Part of the pilot includes finding ways to predict when an incident might occur. Hart says their research shows not much has been done on predicting when something might happen, rather agencies are mostly just using technology to monitor people. LADD has sensors all over the home on doors, floors, etc. Hart says they can use that data not just to know when someone gets out of bed in the middle of the night, for example, but to predict if an intervention might be needed.
Ultimately, though, it's about giving people their independence. Hart offers this anecdote to drive home that point.
"If somebody gets up (at night) to go to the bathroom and then comes back to bed, the system knows what's going on ... and there's no intervention actually needed. ... You don't have to wake that person back up and make sure everything's OK, they can just go about living their lives. It's just like me and you, if I get up to go to the bathroom in the middle of the night, I don't also have someone check in to say 'Hey, how'd that go in the bathroom?
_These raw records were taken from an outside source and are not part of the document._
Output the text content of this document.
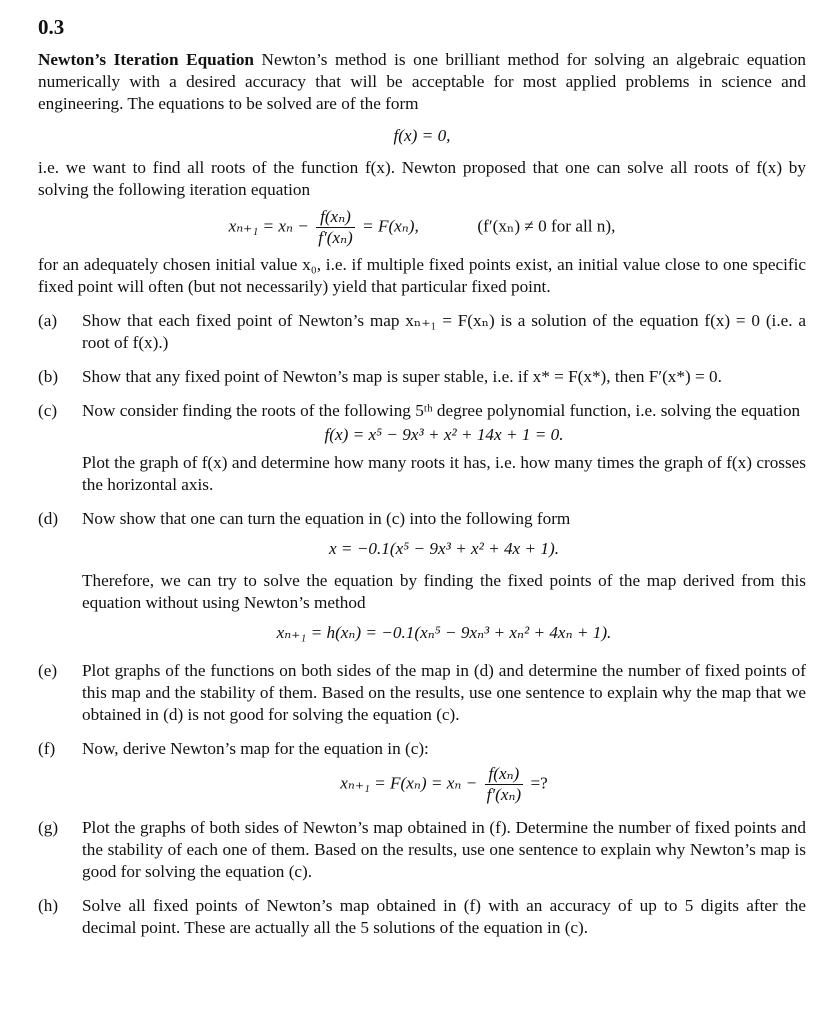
0.3

Newton’s Iteration Equation Newton’s method is one brilliant method for solving an algebraic equation numerically with a desired accuracy that will be acceptable for most applied problems in science and engineering. The equations to be solved are of the form

f(x) = 0,

i.e. we want to find all roots of the function f(x). Newton proposed that one can solve all roots of f(x) by solving the following iteration equation

$x_{n+1} = x_n - \frac{\text{f(xₙ)}}{\text{f′(xₙ)}} = F(x_n)$,	(f′(xₙ) ≠ 0 for all n),

for an adequately chosen initial value x₀, i.e. if multiple fixed points exist, an initial value close to one specific fixed point will often (but not necessarily) yield that particular fixed point.

(a) Show that each fixed point of Newton’s map xₙ₊₁ = F(xₙ) is a solution of the equation f(x) = 0 (i.e. a root of f(x).)

(b) Show that any fixed point of Newton’s map is super stable, i.e. if x* = F(x*), then F′(x*) = 0.

(c) Now consider finding the roots of the following 5ᵗʰ degree polynomial function, i.e. solving the equation

f(x) = x⁵ − 9x³ + x² + 14x + 1 = 0.

Plot the graph of f(x) and determine how many roots it has, i.e. how many times the graph of f(x) crosses the horizontal axis.

(d) Now show that one can turn the equation in (c) into the following form

x = −0.1(x⁵ − 9x³ + x² + 4x + 1).

Therefore, we can try to solve the equation by finding the fixed points of the map derived from this equation without using Newton’s method

xₙ₊₁ = h(xₙ) = −0.1(xₙ⁵ − 9xₙ³ + xₙ² + 4xₙ + 1).

(e) Plot graphs of the functions on both sides of the map in (d) and determine the number of fixed points of this map and the stability of them. Based on the results, use one sentence to explain why the map that we obtained in (d) is not good for solving the equation (c).

(f) Now, derive Newton’s map for the equation in (c):

$x_{n+1} = F(x_n) = x_n - \frac{\text{f(xₙ)}}{\text{f′(xₙ)}}$ =?

(g) Plot the graphs of both sides of Newton’s map obtained in (f). Determine the number of fixed points and the stability of each one of them. Based on the results, use one sentence to explain why Newton’s map is good for solving the equation (c).

(h) Solve all fixed points of Newton’s map obtained in (f) with an accuracy of up to 5 digits after the decimal point. These are actually all the 5 solutions of the equation in (c).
Everything OK? Cool, go back to bed.' Just let the person go to the bathroom and go back to bed.
"That's really what's changing (things) - that idea that we can really give someone a lot more independence to just live in their home. (And) any time we can reduce that staff intervention, it allows for us to reduce a lot of the costs that we have and staff that we need."
Hart says that doesn't mean staff will be cut, rather redeployed to offer targeted caregiving services.
If successful, the home could be a game changer in that it could allow more people to receive services, and allow people who don't qualify for financial assistance to afford services. LADD notes Ohio has a $4 billion budget (based on levy dollars, fiscal budgets and Medicaid funds), and yet there are still people who need services but can't get them.
"There are people that will never qualify for Medicaid services and really can't afford to privately pay $90,000 to $100,000 a year for these services, so we're also looking to develop a model where, privately, people could pay for these services as well."